The doctor called Tuesday morning, the day before my flight to Australia. They squeezed me in that afternoon. Platlets at 101. Still not distressing. White blood cell count, however, had halved. Neutrophilis, also halved (these are things in your blood that fight infection.) Now we have a problem. The doctor advises me not to take my flight. She referrs me to the Urgent Internal Medicine clinic at the Foothills Hospital where I can expect to see a specialist by the end of the week. For those unfamiliar with the Canadian medical system, seeing a specialist normally takes several months.

It was too late to call the travel agent that night to cancel the ticket. So, on the morning of September 1st, I made a series of unpleasant phone calls. I lost my $500. I also had to tell my brother, mother and father, waiting for me on the sunny beaches by the Great Barrier Reef in Cairns, Australia, that I would not be joining them, but not to worry, everything would be all right. I emailed my aunt and uncle, prominent doctors at Foothills Hospital.

And I spent the rest of the day completely alone. I told no one about what was happening, so it was assumed that I was in the air on my way to sunnier places. I knew almost no one in Calgary and didn't feel like talking to anyone anyways.

The next day, the Urgent Internal Medicine clinic called and requested that I repeat the blood tests, in case the whole situation was merely a lab error. That made me laugh. Could you imagine cancelling a trip to Australia just because someone was being careless in the lab? The lab results on September 2nd showed no change in the situation. My older brother, having recently completed his canoe trip across Canada, flew from Vancouver to be with me. My uncle took us out for dinner. Having looked over my test results, he explained four or five possible causes of the problem including my immune system attacking my spleen, a virus, and a problem with my bone marrow.

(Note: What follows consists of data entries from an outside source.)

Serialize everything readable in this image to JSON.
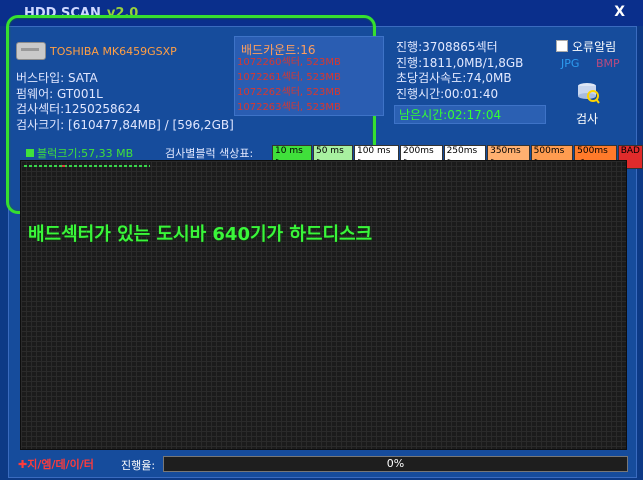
{
  "titlebar": {
    "title": "HDD SCAN",
    "version": "v2.0",
    "close_label": "X"
  },
  "disk": {
    "model": "TOSHIBA MK6459GSXP",
    "bus": "버스타입: SATA",
    "firmware": "펌웨어: GT001L",
    "sectors": "검사섹터:1250258624",
    "size": "검사크기: [610477,84MB] / [596,2GB]"
  },
  "bad": {
    "title": "배드카운트:16",
    "items": [
      "1072260섹터, 523MB",
      "1072261섹터, 523MB",
      "1072262섹터, 523MB",
      "1072263섹터, 523MB"
    ]
  },
  "status": {
    "progress_sectors": "진행:3708865섹터",
    "progress_size": "진행:1811,0MB/1,8GB",
    "speed": "초당검사속도:74,0MB",
    "elapsed": "진행시간:00:01:40",
    "remaining": "남은시간:02:17:04"
  },
  "alarm": {
    "label": "오류알림",
    "jpg": "JPG",
    "bmp": "BMP",
    "scan_label": "검사"
  },
  "blocksize": "블럭크기:57,33 MB",
  "legend_label": "검사별블럭 색상표:",
  "legend": [
    {
      "label": "10 ms >",
      "color": "#40e03b"
    },
    {
      "label": "50 ms >",
      "color": "#a8f0a0"
    },
    {
      "label": "100 ms >",
      "color": "#ffffff"
    },
    {
      "label": "200ms >",
      "color": "#ffffff"
    },
    {
      "label": "250ms >",
      "color": "#ffffff"
    },
    {
      "label": "350ms >",
      "color": "#ffb070"
    },
    {
      "label": "500ms >",
      "color": "#ff9c50"
    },
    {
      "label": "500ms <",
      "color": "#ff7a2a"
    },
    {
      "label": "BAD",
      "color": "#e02b2b"
    }
  ],
  "annotation": "배드섹터가 있는 도시바 640기가 하드디스크",
  "footer": {
    "brand": "✚지/엠/데/이/터",
    "progress_label": "진행율:",
    "progress_value": "0%",
    "progress_fraction": 0
  }
}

On September 3rd, the lab results reported no change. I spent the morning at the Foothills Hospital getting some blood tests done and seeing a hematologist. She did a comprehensive exam and booked me in for a bone marrow test. By then, she had eliminated a problem with my spleen. There were two options remaining and she diagrammed them for me on the back of one of my lab result forms. Because platlets and white blood cells (and hemoglobin, which was thankfully doing fine in my blood) are all made in the bone marrow, either something, such as a virus, is killing them, or the bone marrow is having problems making them in sufficient quantities. This means acute leukemia or lymphoma. I nodded my head, took a deep breath and said, ok.

My brother was excellent at distracting me from these thoughts. We spent a day raiding Value Village for warm second-hand clothes since I had almost none and watching Harry Potter 3 at the cheap cinema. We went to the Labor Day football game and watched Calgary get pathetically beaten by Edmonton. I got another lab test done on Monday. If the results remained the same or worsened, I would be going in for a bone marrow test on Wednesday, an extremely unpleasant procedure with what could only be extremely unplesant results. We were hoping to catch a virus of some kind.

On Tuesday I saw the hematologist at the hospital again. The results were back from the lab: platlet count back into normal range and white blood cells skyrocketing, definitely indicating the presence of a virus! The bone marrow test was cancelled, I tested positive for mononeucleosis that week and didn't go back to the hospital again!

In the wake of such wonderful good news, it seemed entirely inappropriate to complain about the loss of a mere travelling experience. Besides, more good news followed. I discovered that I was, in fact, covered under my parent's travel insurance plan and have begun the lenghty process of filing a claim, requiring huge quantities of obscure paperwork which will eventually refund me for the entire amount of my lost airplane ticket to Calgary.

And that's the story of how I came to be sitting on my ass, living with my parents in Calgary instead of diving on the Reef in Australia.